The ITC may also arrange a meeting with a staff attorney from its Office of Unfair Import Investigations to ensure the ITC-specific issues of the complaint have been thoroughly considered. The OUII comprises attorneys that function as independent litigants representing the public interest in ITC investigations.
(Based on data from USITC)
While ITC investigations are not subject to the same venue requirements as federal district courts, the ITC requires plaintiffs to show the existence of a domestic industry related to the asserted patents. This includes demonstrating both technical and economical aspects. A complainant can satisfy the technical part by showing that it or its licensees practice at least one claim of the asserted patent, often proved by showing a product covered by the asserted patent.

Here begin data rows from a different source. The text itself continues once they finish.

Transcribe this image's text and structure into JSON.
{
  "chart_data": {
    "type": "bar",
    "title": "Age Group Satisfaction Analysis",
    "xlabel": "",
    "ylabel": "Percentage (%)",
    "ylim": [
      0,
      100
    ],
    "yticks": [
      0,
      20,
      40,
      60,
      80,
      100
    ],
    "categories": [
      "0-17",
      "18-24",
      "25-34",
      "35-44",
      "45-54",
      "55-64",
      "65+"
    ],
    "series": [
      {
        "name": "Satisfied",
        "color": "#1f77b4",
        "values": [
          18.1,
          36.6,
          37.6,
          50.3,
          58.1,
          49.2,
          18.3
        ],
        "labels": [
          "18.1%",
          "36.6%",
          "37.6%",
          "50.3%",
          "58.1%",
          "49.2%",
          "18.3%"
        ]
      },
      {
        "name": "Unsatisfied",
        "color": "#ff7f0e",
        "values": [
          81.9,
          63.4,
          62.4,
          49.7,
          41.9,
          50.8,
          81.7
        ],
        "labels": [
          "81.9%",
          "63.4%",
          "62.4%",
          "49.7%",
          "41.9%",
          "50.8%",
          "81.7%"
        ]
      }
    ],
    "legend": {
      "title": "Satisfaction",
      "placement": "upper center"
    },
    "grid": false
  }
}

A complainant can satisfy the economic part by showing a significant and substantial investment in the U.S. related to the articles covered by the asserted patent, such as investment in plants and equipment, employment of labor or capital, or other exploitation that is tied to the patent, such as engineering, research, or development. In some cases, complainants can also rely on licensing activities— its own investments in attempting to license the asserted patents or the domestic activities of its licensees—to establish a domestic industry.
Patent owners bringing an action in federal court for patent infringement can seek monetary damages to compensate for the infringement, or an injunction preventing further use or sale of an infringing device. In the ITC, however, a patent owner can only seek injunctive relief. This remedy comes as either an exclusion order, preventing the importation of products infringing the U.S. patent, or a cease-and-desist order, preventing already imported products from being sold or distributed.
While the ITC issues the exclusion order, the U.S. Bureau of Customs and Border Patrol ultimately oversees enforcement. The Intellectual Property Rights Branch is responsible for the interpretation and implementation of ITC limited exclusion orders. It prepares and issues instructions to the Customs ports of entry, which then develop guidelines for identifying infringing products and preventing importation of those.